Two major upgrades have been done on the Ben Schoeman Highway, which was initially 2 lanes in each direction from Potgieter Street to Corlett Drive.

a) The first upgrade in the late 1980s saw the section between Buccleuch and Brakfontein Interchanges upgraded to a minimum of 3 lanes in each direction. The highway was completely rebuilt using concrete. New interchanges were added at the New Road and Samrand Avenue.

b) The second major upgrade of the highway, also from Buccleuch interchange to the Brakfontein Interchange was part of the Gauteng Freeway Improvement Project. The highway was upgraded from 3 lanes to 4 - 5 lanes in each direction, although between the Buccleuch Interchange and the M39 Allandale Road Interchange this has been increased to 6 lanes. Although concrete underlies some of the lanes for heavy/slow traffic, the road surface is now tar for the entire length of the Ben Schoeman Highway.

The highway has also been upgraded between Corlett Drive and the Buccleuch Interchange and consists of 3/4 lanes in each direction. Lighting is found along the highway from Brakfontein Interchange to Corlett Drive. The highway now includes upgraded overhead signage as well as electronic signage.
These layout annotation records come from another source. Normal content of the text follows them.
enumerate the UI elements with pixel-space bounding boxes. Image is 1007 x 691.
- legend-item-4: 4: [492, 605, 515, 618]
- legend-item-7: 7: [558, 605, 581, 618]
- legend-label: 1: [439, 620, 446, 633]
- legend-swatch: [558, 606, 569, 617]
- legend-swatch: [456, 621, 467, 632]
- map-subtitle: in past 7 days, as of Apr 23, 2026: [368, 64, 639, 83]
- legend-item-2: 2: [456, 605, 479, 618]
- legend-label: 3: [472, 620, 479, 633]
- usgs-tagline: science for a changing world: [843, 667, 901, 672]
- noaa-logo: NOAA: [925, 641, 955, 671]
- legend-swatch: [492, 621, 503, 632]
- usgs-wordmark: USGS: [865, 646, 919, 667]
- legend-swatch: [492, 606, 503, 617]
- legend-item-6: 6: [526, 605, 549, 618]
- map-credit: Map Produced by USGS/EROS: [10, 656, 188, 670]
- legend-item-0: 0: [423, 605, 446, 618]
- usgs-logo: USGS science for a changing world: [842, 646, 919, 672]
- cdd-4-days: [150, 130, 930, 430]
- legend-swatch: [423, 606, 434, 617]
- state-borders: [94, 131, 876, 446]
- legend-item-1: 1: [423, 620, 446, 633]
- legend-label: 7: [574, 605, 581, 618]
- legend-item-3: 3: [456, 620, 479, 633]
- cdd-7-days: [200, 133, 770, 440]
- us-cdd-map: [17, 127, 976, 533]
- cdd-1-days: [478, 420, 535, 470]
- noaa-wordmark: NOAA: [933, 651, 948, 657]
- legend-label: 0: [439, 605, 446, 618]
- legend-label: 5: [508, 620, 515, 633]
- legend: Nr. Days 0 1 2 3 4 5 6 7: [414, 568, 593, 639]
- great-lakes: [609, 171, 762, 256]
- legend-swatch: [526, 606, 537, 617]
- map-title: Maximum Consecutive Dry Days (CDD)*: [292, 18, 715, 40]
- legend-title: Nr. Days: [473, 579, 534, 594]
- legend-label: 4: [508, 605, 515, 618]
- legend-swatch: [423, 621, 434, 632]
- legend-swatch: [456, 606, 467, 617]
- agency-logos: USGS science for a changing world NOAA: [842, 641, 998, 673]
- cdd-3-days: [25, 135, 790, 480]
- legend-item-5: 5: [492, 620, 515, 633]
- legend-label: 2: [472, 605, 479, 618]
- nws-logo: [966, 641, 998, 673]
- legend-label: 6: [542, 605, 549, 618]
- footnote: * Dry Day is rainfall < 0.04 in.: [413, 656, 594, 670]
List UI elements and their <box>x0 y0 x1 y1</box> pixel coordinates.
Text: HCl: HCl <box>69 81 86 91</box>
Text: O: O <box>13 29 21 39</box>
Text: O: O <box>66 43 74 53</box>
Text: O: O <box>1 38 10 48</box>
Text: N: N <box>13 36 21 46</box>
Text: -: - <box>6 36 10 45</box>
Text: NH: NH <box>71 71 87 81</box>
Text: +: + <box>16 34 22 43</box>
The northern section of the highway between Brakfontein Interchange and Potgieter Street has not been upgraded, although the road has been resurfaced at times. It remains 2 lanes in each direction, does not have central lighting, and does not have any overhead signage. As a result of the Gautrain route, the diamond interchange at Trichardt Street was changed, and so southbound traffic now exits to Snake Valley Road and no longer Trichardt Street.

==Major interchanges==
The two main interchanges on the Ben Schoeman highway northwards are the Buccleuch Interchange (with the N3 Eastern Bypass and N1 Western Bypass), where the Ben Schoeman Highway changes from M1 to N1 designation, and the Brakfontein Interchange (with the N1 Danie Joubert Freeway - Pretoria Eastern Bypass - and N14 to Krugersdorp), where the highway changes from N1 to N14 designation.

The interchange between the N1 and M39 (formerly the R561), known as the Allandale Interchange, was completely redesigned as part of the Gauteng Freeway Improvement Project and is the only other free flowing interchange on the Ben Schoeman Highway.